C

Mit dem im Jahre 2012 entwickelten Werkzeug, das bereits auf der ganzen Welt unter der Abkürzung Crispr/Cas9 bekannt ist, können Forschende im Erbgut von Lebewesen Gene gezielt ausschalten, verändern, entfernen oder hinzufügen. Die Funktionsweise schauten die Entwicklerinnen der Natur ab. Bakterien nutzen sie, um sich gegen Vireninfektionen zu wehren. Das Werkzeug besteht aus einer Art Lupe für die Suche und einer Genschere. Die Spezialistinnen erklären den Laien die Funktionsweise oft mit dem Vergleich zu einem Textbearbeitungsprogramm: So wie in einem Word-Dokument ein bestimmtes Wort mit der Suchfunktion gefunden, ausgeschnitten und durch einen neuen Text ersetzt werden kann, sei es möglich auch im Erbgut, das aus Milliarden von «Textbausteinen» bestehe, DNA-Sequenzen zu suchen, löschen, verändern oder durch einen neuen «Baustein» zu ersetzen. Doch der Vergleich hinkt: Lebewesen sind keine Computer und reagieren nicht wie eine Programm.

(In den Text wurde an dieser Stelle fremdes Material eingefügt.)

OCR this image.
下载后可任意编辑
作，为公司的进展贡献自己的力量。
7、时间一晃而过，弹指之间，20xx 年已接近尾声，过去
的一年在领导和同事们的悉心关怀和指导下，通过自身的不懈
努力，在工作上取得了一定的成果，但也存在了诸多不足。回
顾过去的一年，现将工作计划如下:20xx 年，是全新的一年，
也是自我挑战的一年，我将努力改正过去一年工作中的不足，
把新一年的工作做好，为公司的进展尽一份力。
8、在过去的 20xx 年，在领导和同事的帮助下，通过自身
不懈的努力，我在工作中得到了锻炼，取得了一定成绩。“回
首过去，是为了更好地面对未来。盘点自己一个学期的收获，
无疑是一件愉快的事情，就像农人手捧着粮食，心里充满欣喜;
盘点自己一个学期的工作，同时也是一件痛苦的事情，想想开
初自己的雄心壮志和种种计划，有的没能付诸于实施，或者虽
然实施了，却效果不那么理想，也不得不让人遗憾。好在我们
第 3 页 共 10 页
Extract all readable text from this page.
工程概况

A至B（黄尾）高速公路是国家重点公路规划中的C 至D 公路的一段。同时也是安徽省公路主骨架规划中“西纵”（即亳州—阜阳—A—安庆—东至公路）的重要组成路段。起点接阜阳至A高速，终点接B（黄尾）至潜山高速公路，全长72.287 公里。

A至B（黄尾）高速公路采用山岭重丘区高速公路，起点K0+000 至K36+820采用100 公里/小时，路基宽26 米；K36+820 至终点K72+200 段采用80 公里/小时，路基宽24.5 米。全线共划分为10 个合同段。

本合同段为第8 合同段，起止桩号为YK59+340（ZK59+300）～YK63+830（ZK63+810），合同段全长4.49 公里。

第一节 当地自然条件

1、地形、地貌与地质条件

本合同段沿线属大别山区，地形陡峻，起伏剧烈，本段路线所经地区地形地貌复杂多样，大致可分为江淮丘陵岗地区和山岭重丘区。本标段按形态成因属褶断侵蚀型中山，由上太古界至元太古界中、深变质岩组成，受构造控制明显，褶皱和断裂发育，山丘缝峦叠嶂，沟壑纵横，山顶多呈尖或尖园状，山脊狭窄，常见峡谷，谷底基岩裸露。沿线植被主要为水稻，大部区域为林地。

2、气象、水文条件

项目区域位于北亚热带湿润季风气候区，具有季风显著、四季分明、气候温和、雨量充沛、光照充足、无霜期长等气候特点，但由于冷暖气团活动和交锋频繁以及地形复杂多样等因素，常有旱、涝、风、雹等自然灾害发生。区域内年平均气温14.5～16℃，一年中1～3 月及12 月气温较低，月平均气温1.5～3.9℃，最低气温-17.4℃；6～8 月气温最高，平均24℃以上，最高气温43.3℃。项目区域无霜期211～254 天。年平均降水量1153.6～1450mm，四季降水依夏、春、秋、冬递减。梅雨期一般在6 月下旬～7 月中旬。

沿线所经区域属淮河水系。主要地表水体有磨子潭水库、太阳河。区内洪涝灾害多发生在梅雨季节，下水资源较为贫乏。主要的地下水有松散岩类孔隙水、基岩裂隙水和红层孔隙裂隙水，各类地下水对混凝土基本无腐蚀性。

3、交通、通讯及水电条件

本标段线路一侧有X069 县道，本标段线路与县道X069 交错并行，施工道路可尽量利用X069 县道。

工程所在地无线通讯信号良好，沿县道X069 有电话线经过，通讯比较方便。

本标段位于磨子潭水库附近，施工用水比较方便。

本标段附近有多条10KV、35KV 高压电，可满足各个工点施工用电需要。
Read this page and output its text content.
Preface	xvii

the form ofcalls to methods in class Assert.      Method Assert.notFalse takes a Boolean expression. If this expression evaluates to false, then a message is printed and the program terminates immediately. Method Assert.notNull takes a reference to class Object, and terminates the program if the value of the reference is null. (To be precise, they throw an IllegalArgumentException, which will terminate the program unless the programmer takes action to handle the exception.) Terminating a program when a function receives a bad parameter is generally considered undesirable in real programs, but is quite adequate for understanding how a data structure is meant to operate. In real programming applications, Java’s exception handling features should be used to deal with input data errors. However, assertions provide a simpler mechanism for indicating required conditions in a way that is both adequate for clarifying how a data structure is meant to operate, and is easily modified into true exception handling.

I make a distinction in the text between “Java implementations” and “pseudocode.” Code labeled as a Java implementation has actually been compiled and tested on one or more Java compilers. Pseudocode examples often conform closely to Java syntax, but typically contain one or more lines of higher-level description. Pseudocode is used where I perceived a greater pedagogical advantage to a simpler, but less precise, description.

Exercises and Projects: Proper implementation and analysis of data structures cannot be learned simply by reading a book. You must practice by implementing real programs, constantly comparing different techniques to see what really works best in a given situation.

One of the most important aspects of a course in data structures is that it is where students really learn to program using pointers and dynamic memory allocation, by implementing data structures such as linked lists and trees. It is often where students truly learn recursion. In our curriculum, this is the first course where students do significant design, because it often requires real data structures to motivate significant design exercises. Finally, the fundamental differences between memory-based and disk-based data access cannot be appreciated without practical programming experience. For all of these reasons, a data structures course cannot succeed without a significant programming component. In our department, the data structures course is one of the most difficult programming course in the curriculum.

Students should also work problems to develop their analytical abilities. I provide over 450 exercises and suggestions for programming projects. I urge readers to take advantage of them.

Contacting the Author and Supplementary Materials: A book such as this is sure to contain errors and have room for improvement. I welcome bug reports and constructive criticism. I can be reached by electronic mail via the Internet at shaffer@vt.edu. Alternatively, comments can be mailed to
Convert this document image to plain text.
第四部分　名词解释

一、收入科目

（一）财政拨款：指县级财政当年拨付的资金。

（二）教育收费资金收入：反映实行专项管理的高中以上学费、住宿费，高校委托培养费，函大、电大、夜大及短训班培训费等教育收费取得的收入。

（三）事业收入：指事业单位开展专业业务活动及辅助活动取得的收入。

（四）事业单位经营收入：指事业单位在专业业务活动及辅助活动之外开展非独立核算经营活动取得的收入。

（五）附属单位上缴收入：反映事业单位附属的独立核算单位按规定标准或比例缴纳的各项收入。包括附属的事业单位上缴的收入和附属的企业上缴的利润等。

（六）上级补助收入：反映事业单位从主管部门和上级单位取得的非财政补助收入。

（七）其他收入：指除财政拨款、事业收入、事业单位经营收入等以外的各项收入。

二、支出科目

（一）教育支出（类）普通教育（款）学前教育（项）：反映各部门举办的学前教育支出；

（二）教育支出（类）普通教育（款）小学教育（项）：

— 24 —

Externer Link: Crispr/Cas9 und anderen neue gentechnische Verfahren

Das Chikungunyafieber ist ein Virus, das von Mensch zu Mensch durch den Biss von infizierten Mücken wie Aedes aegypti und Aedes albopictus übertragen wird. Das Virus ist seit 1952 nach einem Ausbruch in Tansania bekannt. Es wurde seither in über 60 Ländern in Asien, Afrika, Europa und Amerika nachgewiesen. Chikungunya führt innerhalb von zwei bis vier Tagen nach der Infizierung zu einem plötzlichen Fieberanfall und kann Gelenk- und Muskelschmerzen sowie Kopfschmerzen verursachen. Chikungunya führt nicht oft zum Tod, aber die Gelenkschmerzen können chronisch werden.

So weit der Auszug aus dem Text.